The jobs report had dark spots, like a dip in workforce participation that brought the figure back down to the lowest level seen in recent decades of 62.8 per cent. Yet with the headline unemployment rate dropping to 6.3 percent, the overall cheer of the jobs report differed sharply from the gloom of Wednesday's initial estimate of first-quarter real GDP, which showed only a 0.1 percent annualised pace of growth in the quarter.
That's too short a period for a reliable comparison. Looking further back, since early 2010 real output has grown a total of 9.2 per cent while nonfarm payrolls have added 6.3 percent in aggregate. Expressed as the average annual increase in output per employee, productivity growth over the past four years has reached only about 0.7 per cent. Contrast that with the 2.2 per cent annual productivity growth seen in the recovery between 2002 and 2006, and it looks pretty feeble. Even the average annual 0.9 per cent productivity improvement from 1992 to 1996 was stronger.

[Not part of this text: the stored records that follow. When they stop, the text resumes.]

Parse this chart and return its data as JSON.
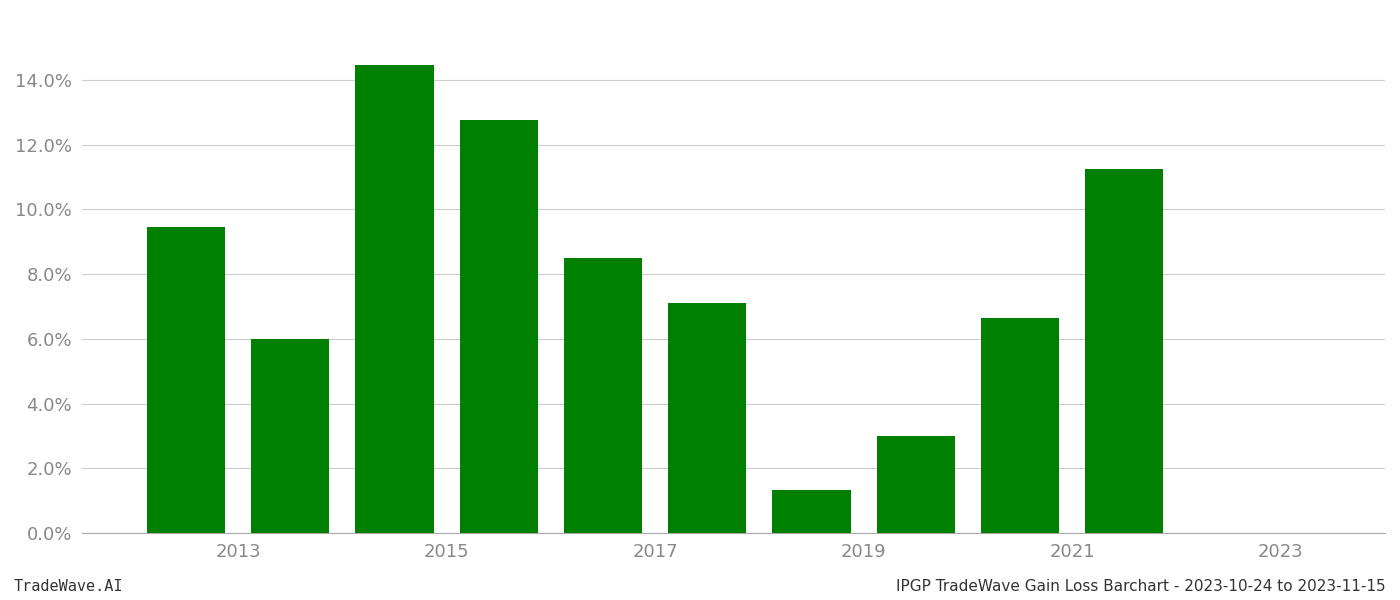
{
  "bar_positions": [
    2012.5,
    2013.5,
    2014.5,
    2015.5,
    2016.5,
    2017.5,
    2018.5,
    2019.5,
    2020.5,
    2021.5
  ],
  "values": [
    0.0945,
    0.06,
    0.1445,
    0.1275,
    0.085,
    0.071,
    0.0135,
    0.03,
    0.0665,
    0.1125
  ],
  "bar_color": "#008000",
  "background_color": "#ffffff",
  "grid_color": "#cccccc",
  "footer_left": "TradeWave.AI",
  "footer_right": "IPGP TradeWave Gain Loss Barchart - 2023-10-24 to 2023-11-15",
  "ylim": [
    0,
    0.16
  ],
  "yticks": [
    0.0,
    0.02,
    0.04,
    0.06,
    0.08,
    0.1,
    0.12,
    0.14
  ],
  "xtick_positions": [
    2013,
    2015,
    2017,
    2019,
    2021,
    2023
  ],
  "xtick_labels": [
    "2013",
    "2015",
    "2017",
    "2019",
    "2021",
    "2023"
  ],
  "xlim": [
    2011.5,
    2024.0
  ],
  "bar_width": 0.75,
  "figsize": [
    14.0,
    6.0
  ],
  "dpi": 100
}
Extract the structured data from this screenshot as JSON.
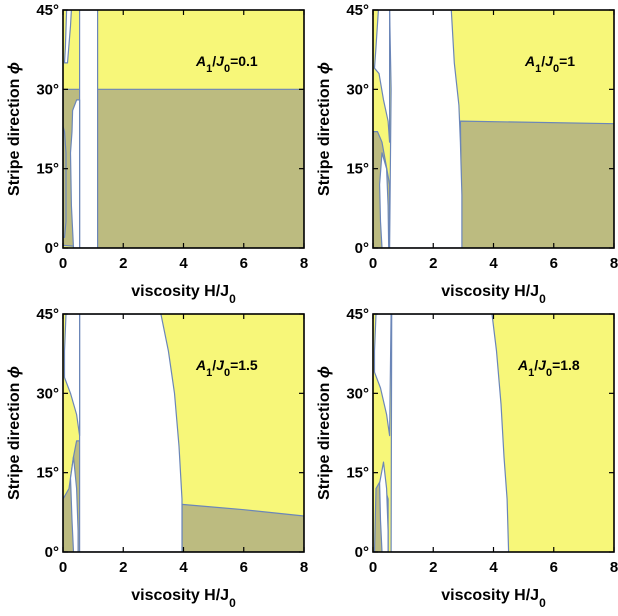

Meanwhile, Americans' hourly earnings have failed to keep pace with inflation in the past four years, rising only 8 percent overall compared to an 8.4 percent increase in consumer prices. Combine that with subpar productivity growth and the detail of the employment report - which suggests a concentration of job gains in low-wage sectors such as retail and hospitality - and it's hard to see average living standards improving much, if at all, even with more people working. Faster growth and a tighter labour market could change that, but for now it's another consequence of the persistently sluggish US recovery.